§ 441.745 State plan HCBS administration: State responsibilities and quality improvement.
(a) State plan HCBS administration—(1) State responsibilities. The State must carry out the following responsibilities in administration of its State plan HCBS:
(i) Number served. The State will annually provide CMS with the projected number of individuals to be enrolled in the benefit and the actual number of unduplicated individuals enrolled in State plan HCBS in the previous year.
(ii) Access to services. The State must grant access to all State plan HCBS assessed to be needed in accordance with a service plan consistent with § 441.725, to individuals who have been determined to be eligible for the State plan HCBS benefit, subject to the following requirements:
(A) A State must determine that provided services meet medical necessity criteria.

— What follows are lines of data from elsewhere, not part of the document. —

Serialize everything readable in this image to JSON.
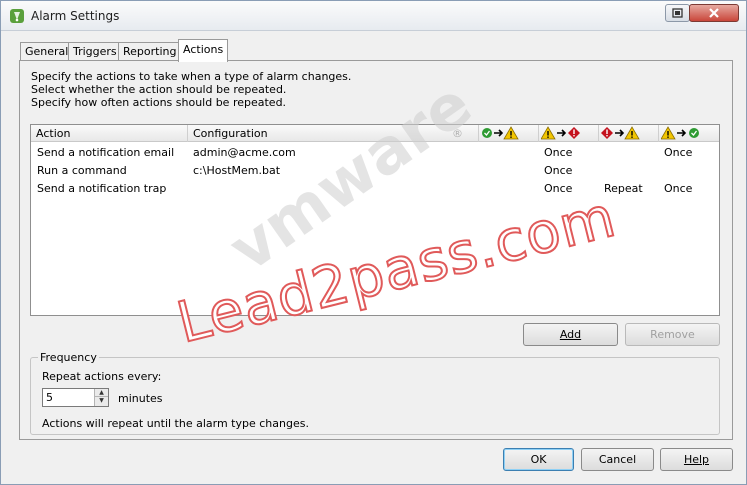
{
  "window": {
    "title": "Alarm Settings"
  },
  "tabs": [
    {
      "label": "General"
    },
    {
      "label": "Triggers"
    },
    {
      "label": "Reporting"
    },
    {
      "label": "Actions",
      "active": true
    }
  ],
  "description": [
    "Specify the actions to take when a type of alarm changes.",
    "Select whether the action should be repeated.",
    "Specify how often actions should be repeated."
  ],
  "table": {
    "columns": {
      "action": "Action",
      "configuration": "Configuration",
      "transitions": [
        {
          "from": "green-ok-icon",
          "to": "yellow-warning-icon"
        },
        {
          "from": "yellow-warning-icon",
          "to": "red-alert-icon"
        },
        {
          "from": "red-alert-icon",
          "to": "yellow-warning-icon"
        },
        {
          "from": "yellow-warning-icon",
          "to": "green-ok-icon"
        }
      ]
    },
    "rows": [
      {
        "action": "Send a notification email",
        "configuration": "admin@acme.com",
        "t1": "",
        "t2": "Once",
        "t3": "",
        "t4": "Once"
      },
      {
        "action": "Run a command",
        "configuration": "c:\\HostMem.bat",
        "t1": "",
        "t2": "Once",
        "t3": "",
        "t4": ""
      },
      {
        "action": "Send a notification trap",
        "configuration": "",
        "t1": "",
        "t2": "Once",
        "t3": "Repeat",
        "t4": "Once"
      }
    ]
  },
  "buttons": {
    "add": "Add",
    "remove": "Remove",
    "ok": "OK",
    "cancel": "Cancel",
    "help": "Help"
  },
  "frequency": {
    "legend": "Frequency",
    "repeat_label": "Repeat actions every:",
    "value": "5",
    "unit": "minutes",
    "note": "Actions will repeat until the alarm type changes."
  },
  "watermarks": {
    "brand": "vmware",
    "site": "Lead2pass.com"
  },
  "colors": {
    "ok": "#2e9b33",
    "warning": "#f2c500",
    "alert": "#c4121e",
    "watermark": "#e05a5a"
  }
}
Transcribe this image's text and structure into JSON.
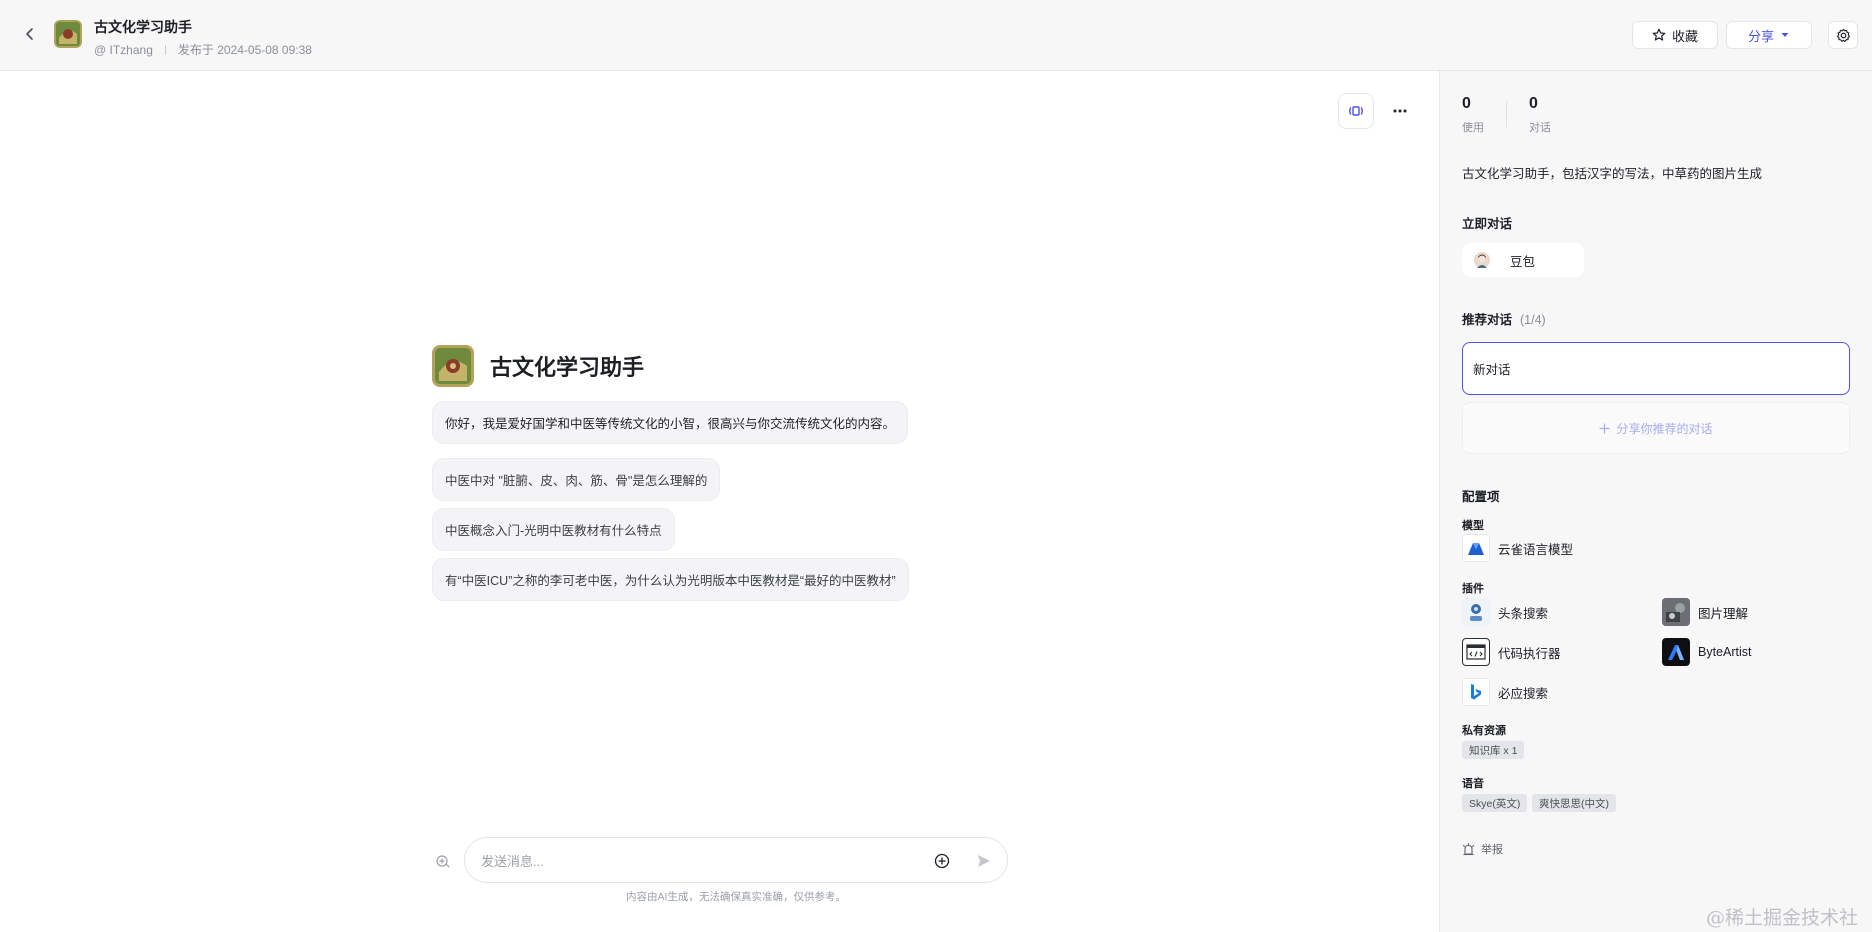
{
  "header": {
    "title": "古文化学习助手",
    "author": "@ ITzhang",
    "published": "发布于 2024-05-08 09:38",
    "favorite_label": "收藏",
    "share_label": "分享"
  },
  "main": {
    "bot_name": "古文化学习助手",
    "welcome": "你好，我是爱好国学和中医等传统文化的小智，很高兴与你交流传统文化的内容。",
    "suggestions": [
      "中医中对 \"脏腑、皮、肉、筋、骨\"是怎么理解的",
      "中医概念入门-光明中医教材有什么特点",
      "有“中医ICU”之称的李可老中医，为什么认为光明版本中医教材是“最好的中医教材”"
    ],
    "input_placeholder": "发送消息...",
    "disclaimer": "内容由AI生成，无法确保真实准确，仅供参考。"
  },
  "side": {
    "stats": [
      {
        "value": "0",
        "label": "使用"
      },
      {
        "value": "0",
        "label": "对话"
      }
    ],
    "description": "古文化学习助手，包括汉字的写法，中草药的图片生成",
    "chat_now_title": "立即对话",
    "chat_now_label": "豆包",
    "recommend_title": "推荐对话",
    "recommend_count": "(1/4)",
    "recommend_item": "新对话",
    "recommend_share": "分享你推荐的对话",
    "config_title": "配置项",
    "model_title": "模型",
    "model_name": "云雀语言模型",
    "plugins_title": "插件",
    "plugins": [
      "头条搜索",
      "图片理解",
      "代码执行器",
      "ByteArtist",
      "必应搜索"
    ],
    "private_title": "私有资源",
    "private_tag": "知识库 x 1",
    "voice_title": "语音",
    "voice_tags": [
      "Skye(英文)",
      "爽快思思(中文)"
    ],
    "report_label": "举报"
  },
  "watermark": "@稀土掘金技术社区",
  "colors": {
    "accent": "#4d53e8",
    "panel_bg": "#f7f7f8",
    "bubble_bg": "#f4f4f6"
  }
}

(B) A State may limit access to services through targeting criteria established by § 441.710(e)(2).
(C) A State may not limit access to services based upon the income of eligible individuals, the cost of services, or the individual's location in the State.
(iii) Appeals. A State must provide individuals with advance notice of and the right to appeal terminations, suspensions, or reductions of Medicaid eligibility or covered services as described in part 431, subpart E.

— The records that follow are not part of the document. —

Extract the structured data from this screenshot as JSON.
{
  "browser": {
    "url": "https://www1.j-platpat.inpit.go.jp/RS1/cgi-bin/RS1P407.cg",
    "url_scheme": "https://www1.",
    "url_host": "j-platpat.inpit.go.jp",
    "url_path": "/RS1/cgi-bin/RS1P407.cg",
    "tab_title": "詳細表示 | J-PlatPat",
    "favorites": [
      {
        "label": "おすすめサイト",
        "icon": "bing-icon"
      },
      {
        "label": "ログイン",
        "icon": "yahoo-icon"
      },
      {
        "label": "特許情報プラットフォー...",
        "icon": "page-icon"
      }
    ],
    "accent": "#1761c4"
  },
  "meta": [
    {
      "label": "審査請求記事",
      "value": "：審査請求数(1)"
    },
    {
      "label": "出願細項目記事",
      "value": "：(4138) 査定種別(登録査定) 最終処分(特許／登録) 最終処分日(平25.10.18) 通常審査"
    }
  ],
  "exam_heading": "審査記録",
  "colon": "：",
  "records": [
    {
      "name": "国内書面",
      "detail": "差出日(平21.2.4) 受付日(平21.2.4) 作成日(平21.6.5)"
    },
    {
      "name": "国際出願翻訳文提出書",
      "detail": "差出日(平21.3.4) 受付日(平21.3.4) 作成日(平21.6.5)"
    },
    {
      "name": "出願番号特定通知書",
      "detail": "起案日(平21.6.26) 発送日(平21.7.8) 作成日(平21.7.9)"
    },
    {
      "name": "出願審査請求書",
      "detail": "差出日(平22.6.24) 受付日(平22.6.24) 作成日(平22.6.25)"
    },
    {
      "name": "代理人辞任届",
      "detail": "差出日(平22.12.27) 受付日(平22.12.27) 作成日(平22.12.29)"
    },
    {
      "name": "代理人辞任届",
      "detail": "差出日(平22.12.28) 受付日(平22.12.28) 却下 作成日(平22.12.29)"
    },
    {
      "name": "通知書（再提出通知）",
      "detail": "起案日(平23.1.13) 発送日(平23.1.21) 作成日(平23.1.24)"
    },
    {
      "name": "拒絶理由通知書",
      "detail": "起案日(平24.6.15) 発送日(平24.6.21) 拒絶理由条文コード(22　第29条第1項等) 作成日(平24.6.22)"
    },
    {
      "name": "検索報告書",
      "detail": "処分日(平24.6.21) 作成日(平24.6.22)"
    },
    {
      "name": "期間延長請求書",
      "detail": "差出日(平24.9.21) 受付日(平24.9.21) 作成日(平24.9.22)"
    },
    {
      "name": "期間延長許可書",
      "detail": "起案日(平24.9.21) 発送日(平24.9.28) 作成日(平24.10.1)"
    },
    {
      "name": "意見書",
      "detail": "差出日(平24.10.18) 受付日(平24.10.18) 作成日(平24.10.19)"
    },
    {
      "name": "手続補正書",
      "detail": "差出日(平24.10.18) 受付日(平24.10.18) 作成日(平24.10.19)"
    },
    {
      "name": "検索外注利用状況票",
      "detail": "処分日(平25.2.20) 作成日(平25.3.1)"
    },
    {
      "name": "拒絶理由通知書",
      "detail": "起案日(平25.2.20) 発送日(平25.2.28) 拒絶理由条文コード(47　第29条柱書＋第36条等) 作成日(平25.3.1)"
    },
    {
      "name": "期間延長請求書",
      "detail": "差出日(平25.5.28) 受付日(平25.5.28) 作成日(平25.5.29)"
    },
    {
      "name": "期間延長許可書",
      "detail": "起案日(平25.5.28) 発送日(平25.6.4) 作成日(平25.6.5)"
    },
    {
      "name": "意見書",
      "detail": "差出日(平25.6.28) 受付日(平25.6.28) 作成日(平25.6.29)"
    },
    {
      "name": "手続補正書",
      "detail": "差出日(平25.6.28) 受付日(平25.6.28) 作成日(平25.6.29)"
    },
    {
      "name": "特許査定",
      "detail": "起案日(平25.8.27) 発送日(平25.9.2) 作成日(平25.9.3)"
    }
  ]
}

(2) Administration—(i) Option for presumptive payment. (A) The State may provide for a period of presumptive payment, not to exceed 60 days, for Medicaid eligible individuals the State has reason to believe may be eligible for the State plan HCBS benefit. FFP is available for both services that meet the definition of medical assistance and necessary administrative expenditures for evaluation of eligibility for the State plan HCBS benefit under § 441.715(d) and assessment of need for specific HCBS under § 441.720(a), prior to an individual's receipt of State plan HCBS or determination of ineligibility for the benefit.